Dostluk yolu, ataların emanet yoluydu. Bu yol kimilerine göre asalet ve sevgi, kimilerine göre de acıların dikenli, yürünmeye çalışılan ve memnun kalınmayan, dikenli yoldu.
Bir yol ki çamurlardan geçip bataklığa varan bir yoldu. Bir yere ulaşma adına gerçekleştirdiğimiz, sessiz çığlık ve acılarla ilgili bir yoldu.
Çıkamıyoruz ata sahamıza çünkü sahamız, bantla sarılmış, acıların dikenli yoluydu.
Ata diyarı sönmüş, kederde ve ata diyarı için sesler kesilmişti. Umutlarımız yitik, sönük ve işgal altındaydı. Tehlikeye yakın olmamak için sesimizin ulaşmadığı, dikenli yola varmadık.

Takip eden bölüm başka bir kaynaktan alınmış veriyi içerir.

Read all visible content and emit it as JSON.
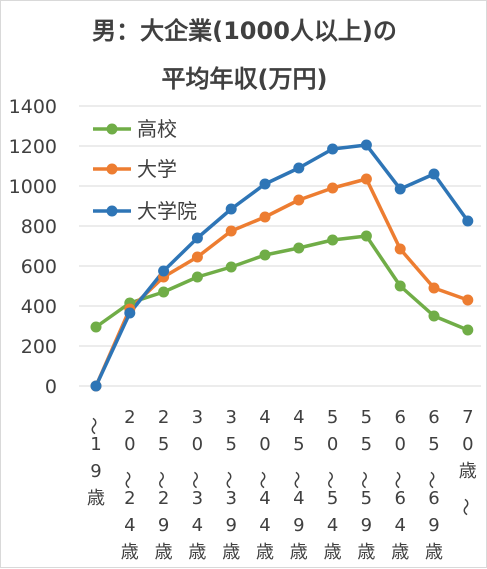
{
  "chart_data": {
    "type": "line",
    "title_line1": "男：大企業(1000人以上)の",
    "title_line2": "平均年収(万円)",
    "categories": [
      "～19歳",
      "20～24歳",
      "25～29歳",
      "30～34歳",
      "35～39歳",
      "40～44歳",
      "45～49歳",
      "50～54歳",
      "55～59歳",
      "60～64歳",
      "65～69歳",
      "70歳～"
    ],
    "yticks": [
      "0",
      "200",
      "400",
      "600",
      "800",
      "1000",
      "1200",
      "1400"
    ],
    "ylim": [
      0,
      1400
    ],
    "grid": true,
    "legend_position": "top-left",
    "series": [
      {
        "name": "高校",
        "color": "#70ad47",
        "values": [
          295,
          415,
          470,
          545,
          595,
          655,
          690,
          730,
          750,
          500,
          350,
          280
        ]
      },
      {
        "name": "大学",
        "color": "#ed7d31",
        "values": [
          0,
          385,
          545,
          645,
          775,
          845,
          930,
          990,
          1035,
          685,
          490,
          430
        ]
      },
      {
        "name": "大学院",
        "color": "#2e75b6",
        "values": [
          0,
          365,
          575,
          740,
          885,
          1010,
          1090,
          1185,
          1205,
          985,
          1060,
          825
        ]
      }
    ]
  }
}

Yolun dikenini temizlemeye kararlıydık. Dikenle kaplı bir düzenin savunucusu olamazdık. Suskunluğumuz dostçaydı. Dostlar anlar ve dostlar sevinirdi. Bu duruş yaşantımızın yorumu ve bilimsel verilerle değerlendirilmesiydi. Haykırışımız asalettir ve acıların dikenli yoludur.
Hayat yolumuz atalarımızın bağlara olan, emanet ve hürmet yoludur. Bu yolda, toplu yürüyüşümüz sürecektir. Bu duygularla, başarılı olmayı, insanlıktan nasibini almayanlara da “iyi olmaları için” elimizden geleni yapıyoruz.
Ata emaneti, dikenli yolda, dostlukları pekiştiriyor ve herkese ulaşmaya çalışıyoruz. Düşüncelere değer veriyoruz. İnsanların yanlış yola sapıp batağa sürünmesini engellemeye çalışıyoruz.
Vicdanların sesine uyarak, dostluğu öneriyoruz. Kimsenin sis içerisinde kalmasını istemiyoruz.
Ata yolunda, iz sürüyor gibiyiz. İz sürüyoruz, adalete, dürüstlüğe ve ahlaka. İzlerin peşinden hayata bağlanacak ve hayatın bir anlamı olduğunu fark edecektik. Bağlara gitmek ve meyve bahçelerinin havasını koklamak, onlarla olmak istiyoruz.
Bu anlamda, dostları da ata bahçelerinde görme arzusundayız.